The lawyer for the family said graphic photos and videos had been posted on the internet of her body by those on the bridge, causing "real distress to the family".
In a 999 call played to the Old Bailey, a man described the aftermath of the attack, saying: "There's been a serious accident on Westminster Bridge. About four or five people have been run over."
He went on to say there were "six or seven" casualties, adding: "There's actually a woman underneath a bus.
"I think she's dead. I think she's dead."
A police officer broke down in tears as she gave evidence about the incident.
PC Kirsty Bambrough had been deployed to the bridge that day and was involved in securing the scene around Ms Frade.
She went through the victim's bag and found a letter from her children's school. She contacted the school to tell them what happened.
When it was put to PC Bambrough that she had seen "horrific injuries" suffered by Ms Frade, she agreed and started crying.
The inquest also watched CCTV footage of Ms Cristea, an interior designer from Romania, walking towards the bridge with her boyfriend.
She took a photo on the bridge moments before the attack.
Footage showed Masood's Hyundai hitting pedestrians, including Ms Cristea.
The impact threw her over the wall of the bridge into the river below, the court heard.
A 999 call was played to the court, in which a man was heard saying there was "a woman in the water drowning".
From the court
By Helena Lee, BBC News correspondent, at the Old Bailey
There were more tears in court on day three of the inquest as last year's events were relived.
Ms Frade's husband John and her two sisters decided to stay in court for the graphic footage of her death - but they didn't watch.

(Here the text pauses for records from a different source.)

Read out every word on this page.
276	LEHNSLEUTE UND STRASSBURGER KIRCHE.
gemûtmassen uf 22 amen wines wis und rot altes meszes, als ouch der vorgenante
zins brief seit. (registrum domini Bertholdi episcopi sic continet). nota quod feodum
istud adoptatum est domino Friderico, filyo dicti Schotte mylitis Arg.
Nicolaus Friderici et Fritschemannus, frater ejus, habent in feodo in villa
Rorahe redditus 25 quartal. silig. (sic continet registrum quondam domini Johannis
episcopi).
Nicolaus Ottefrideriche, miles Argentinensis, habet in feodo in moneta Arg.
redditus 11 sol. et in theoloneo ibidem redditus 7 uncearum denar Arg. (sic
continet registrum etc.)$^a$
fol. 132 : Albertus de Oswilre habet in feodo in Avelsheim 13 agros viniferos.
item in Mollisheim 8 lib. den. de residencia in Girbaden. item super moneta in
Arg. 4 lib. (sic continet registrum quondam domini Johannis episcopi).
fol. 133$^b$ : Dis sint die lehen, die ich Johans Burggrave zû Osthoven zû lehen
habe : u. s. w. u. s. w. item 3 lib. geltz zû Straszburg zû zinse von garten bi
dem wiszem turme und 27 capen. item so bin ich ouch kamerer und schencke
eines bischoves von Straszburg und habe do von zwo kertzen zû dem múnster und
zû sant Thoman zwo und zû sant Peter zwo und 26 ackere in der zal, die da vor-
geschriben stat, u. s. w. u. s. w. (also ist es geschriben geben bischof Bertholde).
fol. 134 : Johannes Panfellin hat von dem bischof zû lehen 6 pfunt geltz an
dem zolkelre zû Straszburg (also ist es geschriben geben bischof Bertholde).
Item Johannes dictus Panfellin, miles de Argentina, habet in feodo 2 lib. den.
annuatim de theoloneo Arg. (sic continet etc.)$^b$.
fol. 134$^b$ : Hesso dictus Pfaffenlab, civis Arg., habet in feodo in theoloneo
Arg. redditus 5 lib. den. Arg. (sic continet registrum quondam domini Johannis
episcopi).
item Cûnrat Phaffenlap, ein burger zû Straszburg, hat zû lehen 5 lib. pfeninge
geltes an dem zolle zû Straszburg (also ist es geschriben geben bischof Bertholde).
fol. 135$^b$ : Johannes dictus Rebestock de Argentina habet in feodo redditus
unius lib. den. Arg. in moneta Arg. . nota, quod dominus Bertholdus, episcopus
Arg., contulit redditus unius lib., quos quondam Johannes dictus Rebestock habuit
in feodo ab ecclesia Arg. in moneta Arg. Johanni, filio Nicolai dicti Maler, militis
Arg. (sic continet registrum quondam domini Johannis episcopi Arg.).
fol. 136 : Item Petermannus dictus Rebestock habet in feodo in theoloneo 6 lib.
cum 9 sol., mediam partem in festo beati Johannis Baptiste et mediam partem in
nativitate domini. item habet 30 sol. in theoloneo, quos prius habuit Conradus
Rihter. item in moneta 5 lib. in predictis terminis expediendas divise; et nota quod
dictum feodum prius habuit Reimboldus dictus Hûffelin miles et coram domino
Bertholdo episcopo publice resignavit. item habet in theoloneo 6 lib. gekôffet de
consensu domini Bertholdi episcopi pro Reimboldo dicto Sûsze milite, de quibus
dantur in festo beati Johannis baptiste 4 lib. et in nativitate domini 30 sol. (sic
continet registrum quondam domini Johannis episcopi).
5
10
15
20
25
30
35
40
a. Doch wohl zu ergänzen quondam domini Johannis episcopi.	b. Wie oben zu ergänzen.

Instead, with bowed heads and eyes closed, often wiping away tears, they listened as the hearing was taken through the moment she was killed.
Ms Frade's family also listened to evidence from those who tried to help her.
PC Kirsty Bambrough came to court in her police uniform to give evidence.
She spoke quietly in the witness box and then broke down in tears as she remembered seeing Ms Frade's injuries.
After giving her evidence, she walked past Ms Frade's family.
They smiled at her and mouthed: "Thank you."
Earlier, the inquest heard how Mr Rhodes was taken in an ambulance to Kings College Hospital in south London after also being hit during the attack.
Consultant Dr Simon Calvert told the inquest he considered surgery for Mr Rhodes but concluded that his injuries were "likely to be unsurvivable".
The retired window cleaner was transferred to intensive care and died the following evening.
The inquest is set to last about five weeks. A separate inquest into the death of Masood will be held but only once the one into his victims' deaths has concluded.
The coroner is expected to examine Masood's background, police records, and look into the fact that he briefly featured in MI5 investigations in 2009 and 2010. The absence of armed officers at the scene will also be examined.